Human Rights Council 41st Session
Panel discussion on women’s rights and climate change: climate action, good practices and lessons learned
28 June 2019
Nordic-Baltic Intervention by H.E. Ambassador Andre Pung, Estonia
On behalf of the Nordic and Baltic countries – Latvia, Sweden, Finland, Iceland, Lithuania, Norway, Denmark, and my own country, Estonia, allow me to express my sincere appreciation for bringing the needed focus of the Council to the threat of climate change and its impact on women and girls. Everyone in this room is affected by climate change—or will be soon. However, to our mothers, daughters, and sisters, climate change carries the additional threat of increasing gender inequalities.
The range of economic and human rights risks associated with climate change are real and felt by all of us. However, women and girls of all ages often are the most critically affected. Women are also often more dependent on natural resources for sustaining their livelihood in general. For example, in many communities around the world where dependable irrigation is a distant dream and clean water is a precious commodity, women and girls bear the primary, and often dangerous, burden of finding drinking/potable water.

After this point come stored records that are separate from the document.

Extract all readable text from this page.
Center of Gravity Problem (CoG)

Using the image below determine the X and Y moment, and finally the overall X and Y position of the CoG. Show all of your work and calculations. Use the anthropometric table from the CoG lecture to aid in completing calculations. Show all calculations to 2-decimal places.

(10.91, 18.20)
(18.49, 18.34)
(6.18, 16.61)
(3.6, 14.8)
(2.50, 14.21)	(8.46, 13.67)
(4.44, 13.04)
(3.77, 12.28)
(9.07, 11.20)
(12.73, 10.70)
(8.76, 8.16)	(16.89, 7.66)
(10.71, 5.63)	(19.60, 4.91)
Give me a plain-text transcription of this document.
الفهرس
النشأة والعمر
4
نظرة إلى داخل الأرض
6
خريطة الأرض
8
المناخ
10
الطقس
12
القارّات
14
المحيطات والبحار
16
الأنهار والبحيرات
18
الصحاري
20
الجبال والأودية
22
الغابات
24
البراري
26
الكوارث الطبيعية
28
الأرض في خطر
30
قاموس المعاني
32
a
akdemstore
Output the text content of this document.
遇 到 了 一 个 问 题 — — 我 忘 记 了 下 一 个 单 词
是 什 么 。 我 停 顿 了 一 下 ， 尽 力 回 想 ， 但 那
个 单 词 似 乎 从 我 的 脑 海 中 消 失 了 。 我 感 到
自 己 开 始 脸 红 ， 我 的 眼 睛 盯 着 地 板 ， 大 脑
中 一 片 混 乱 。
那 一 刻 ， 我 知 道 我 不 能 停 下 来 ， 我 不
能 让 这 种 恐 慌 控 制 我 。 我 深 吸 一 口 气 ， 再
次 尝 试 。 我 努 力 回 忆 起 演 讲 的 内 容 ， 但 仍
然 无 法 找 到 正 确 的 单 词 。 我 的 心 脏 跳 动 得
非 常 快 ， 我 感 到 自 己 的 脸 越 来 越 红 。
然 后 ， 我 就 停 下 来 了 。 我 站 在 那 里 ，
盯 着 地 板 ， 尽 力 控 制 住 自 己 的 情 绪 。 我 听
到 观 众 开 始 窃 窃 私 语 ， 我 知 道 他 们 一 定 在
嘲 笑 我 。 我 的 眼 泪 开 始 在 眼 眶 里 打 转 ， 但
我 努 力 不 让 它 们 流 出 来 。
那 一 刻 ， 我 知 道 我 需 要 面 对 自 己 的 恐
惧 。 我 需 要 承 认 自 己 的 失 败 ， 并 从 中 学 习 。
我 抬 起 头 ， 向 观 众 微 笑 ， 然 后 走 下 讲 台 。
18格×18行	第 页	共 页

This reality demands a new approach. The opportunities of modern technologies should be fully used to address these problems, including in the least developed and small island states. The UN Security Council can do its part by taking a systematic approach in considering climate change as a cause and multiplier in conflict situations.
In conclusion, it is all of our responsibility to acknowledge the disastrous and threatening consequences of climate change and do all we can to combat what has been called an existential threat. Let me assure you that the NB8 countries are fully committed to the promotion of gender-responsive climate action and giving women and girls a voice.